While the stock market plummeting seven or eight percent in a day is no one’s idea of fun, it won’t always be like this. For now you might stick to a fund made up of high-quality bonds, which will feel less of the impact, if any, of the market’s downturn.

Bonds may be sufficient for now, but if you need growth in your portfolio and you have a decade or more until you reach retirement, you’ll likely need the compounding power of the stock market to get you there. So you’ll want to determine how and when you get back into the stock market.

Low interest rates are the way that the Fed spurs the economy into action. A Fed cut makes it cheaper for companies to invest in their operations, and it encourages investors to buy into the stock market. So low rates are good for stocks in general. But in the short term, investors may still be running scared as the shape of any downturn remains unclear.

“Markets will undoubtedly overshoot to the downside so it is more important than ever for investors to maintain their long-term perspective,” says McBride. “Markets will recover sooner, and much faster, than the overall economy and you cannot be sitting on the sidelines when that happens.”

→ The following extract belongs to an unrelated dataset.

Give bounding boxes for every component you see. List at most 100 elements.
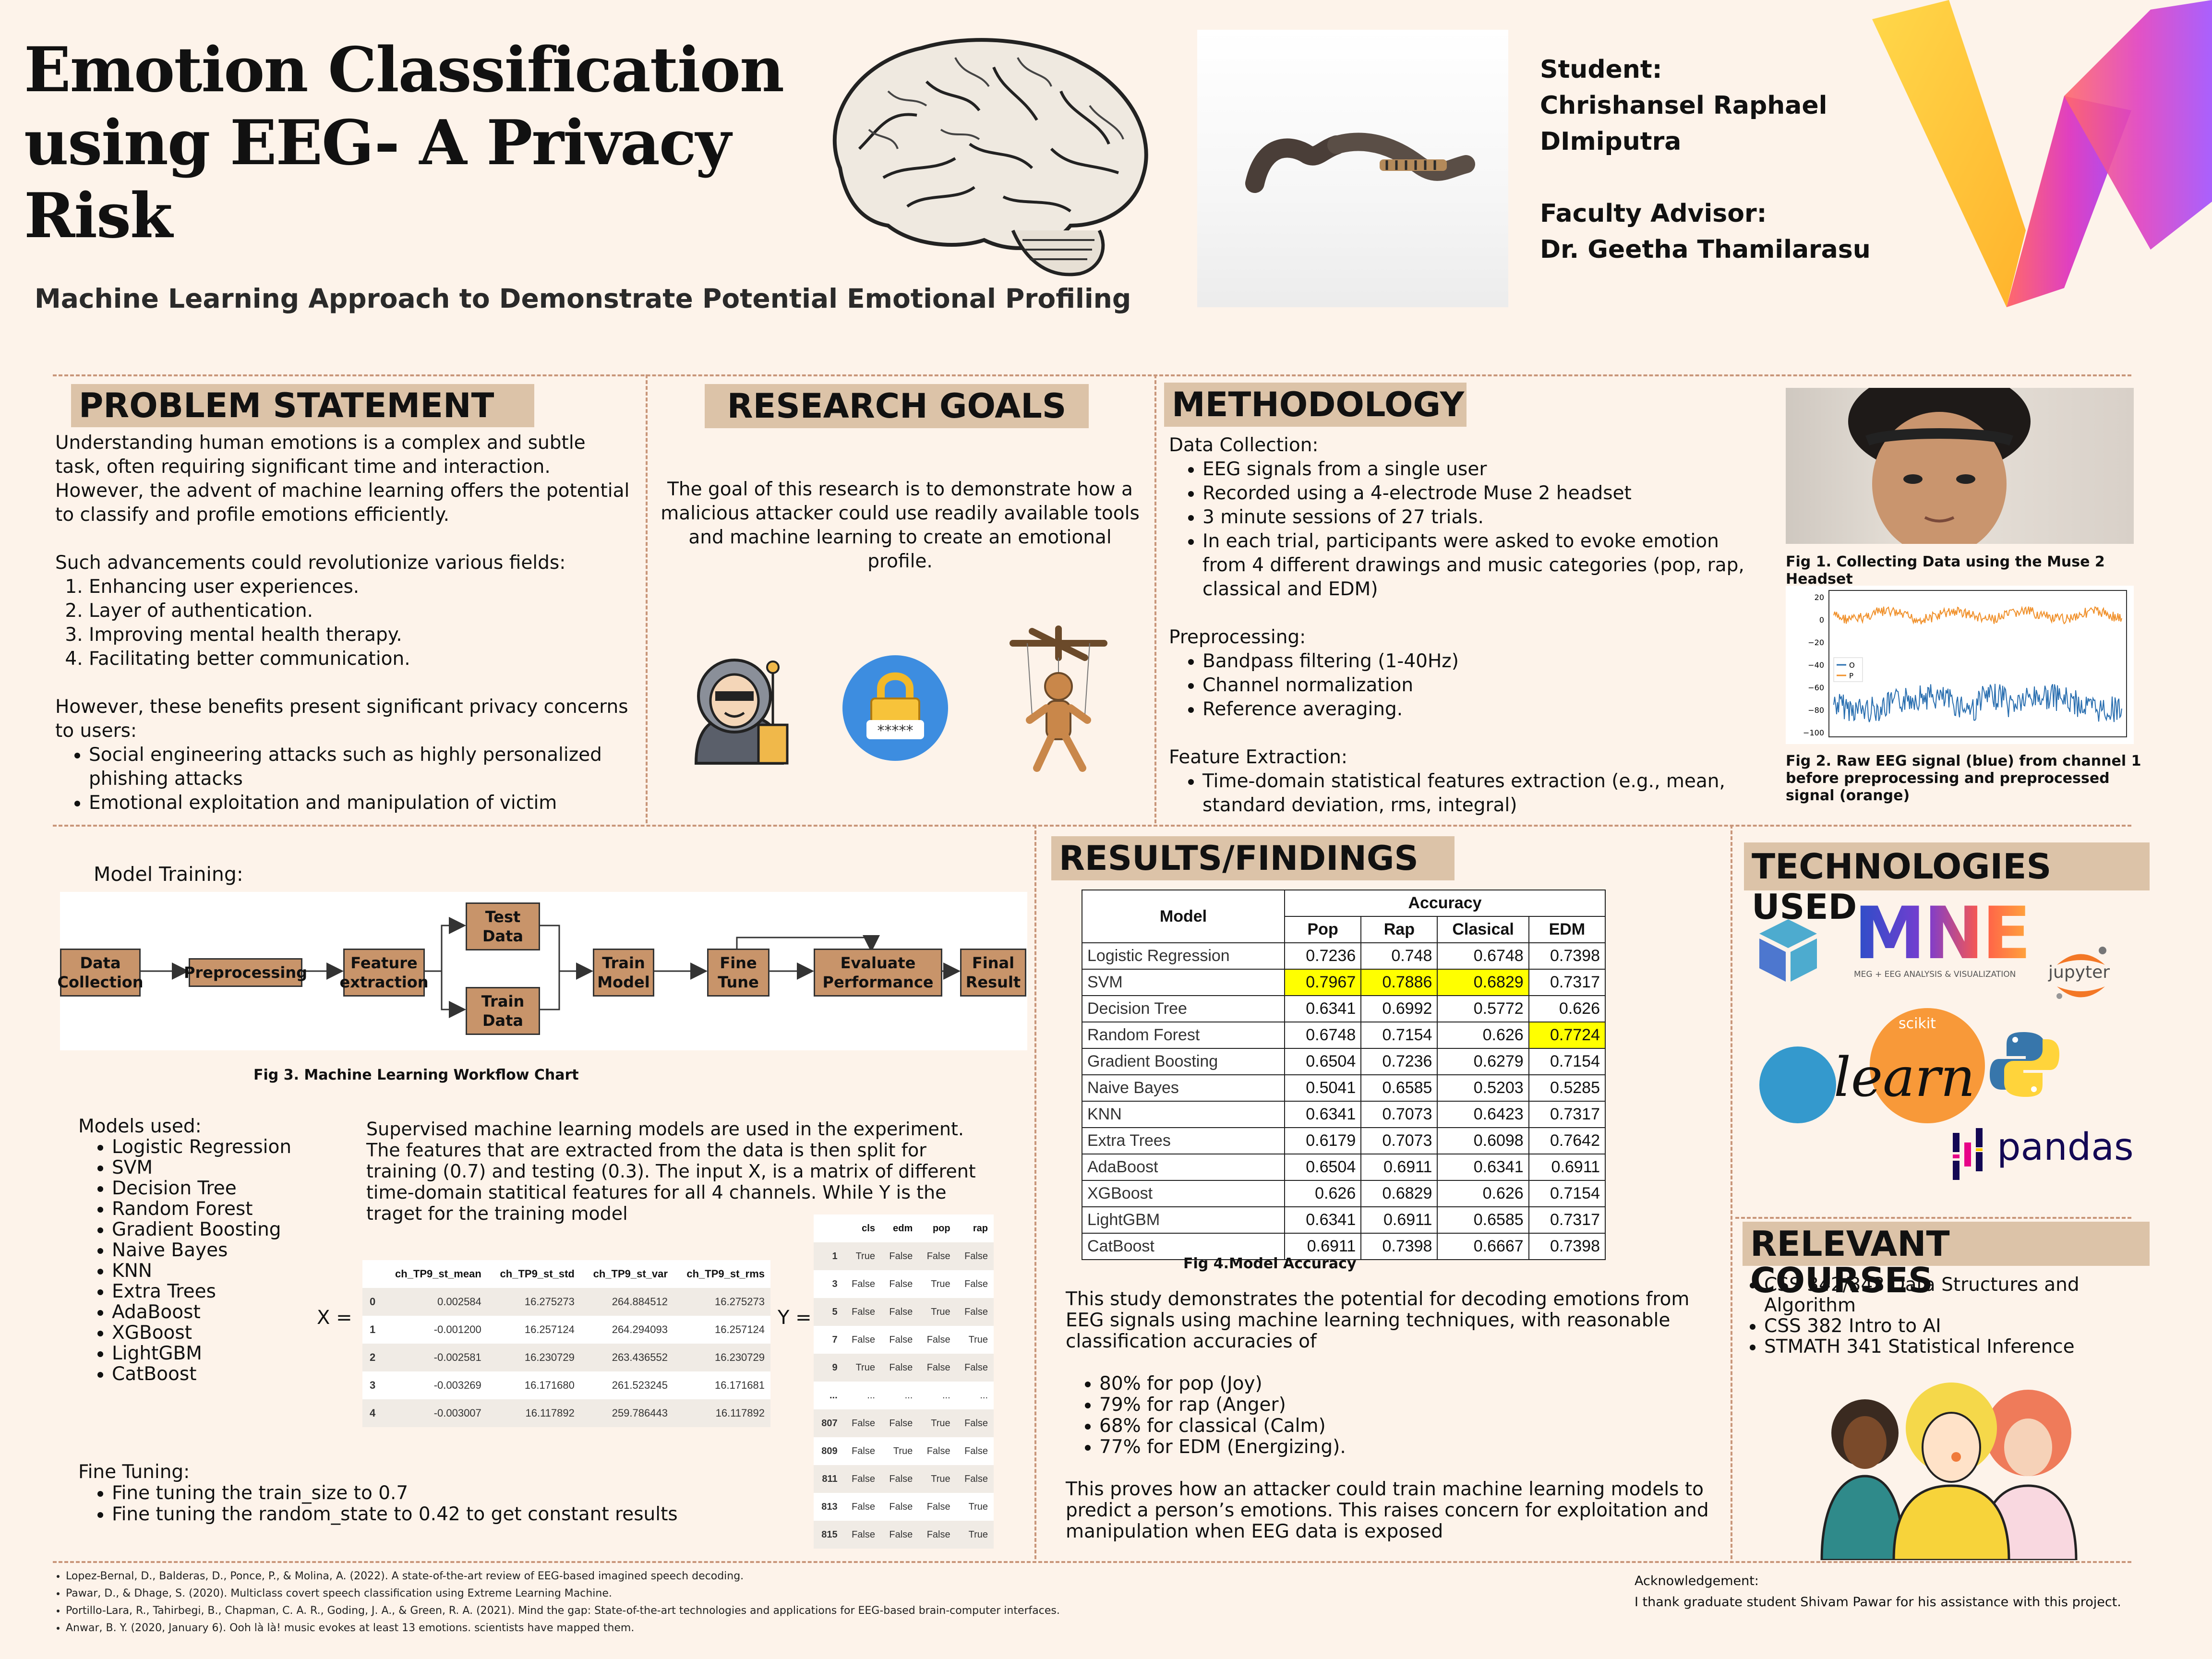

One of the best ways to invest is to buy a broad-based index fund, such as the Standard & Poor’s 500 index, which includes hundreds of America’s top companies. But no one can determine when and where stocks will bottom.

Rather than try to call a bottom, one strategy is to wait for a sizable downturn, say 30 or 40 percent, and then begin investing regularly. You won’t buy when stocks are at their lowest, but you will get a discount from recent prices. More importantly if you set your investing to autopilot – buying regularly regardless of what happens in the market – you won’t talk yourself out of buying when everyone else is running for the hills. Stocks are cheapest when everyone’s afraid.

So while you can still think calmly and clearly, develop an investing plan and stick to it.

4. Pay down those credit cards

Near-zero interest rates can be great for credit cards, especially if you can use the low rates to refinance a higher-rate balance into lower monthly payments using an attractive balance transfer offer. But lower rates may positively affect credit card debt anyway. Because credit card debt is typically variable rate, your monthly payment may be reduced, even if only by a bit.

The more dangerous part of a near-zero interest rate environment for those running a balance on credit cards is what it says about the economy as a whole. These low rates indicate that the economy is moving slowly, and that policymakers are anticipating more unemployment.

Because of the weakening economic picture, it can make a lot of sense to pay down any outstanding credit card debt as soon as possible. You’ll give yourself the most freedom and increase your monthly cash flow, and then if you do need to dip into your credit cards for an emergency, you’ll have the extra capacity to do so.

5. But nothing beats cash in the bank

While it’s great and necessary to use low rates to optimize your personal finances, the next best thing is having your emergency cash in the bank ready for its intended use. With cash, you have the most options and complete freedom to use it as you need it. So make sure your cash is ready as the economy encounters a rough patch, and maybe even save more than usual to prepare for the unexpected. Here’s where to find the best rates for savings accounts.

Bottom line

Near-zero rates can be an opportunity for many consumers if they work to take advantage of what they present. Consider how you can use any Fed move to bolster your own bottom line, and get those lower interest rates to benefit you directly.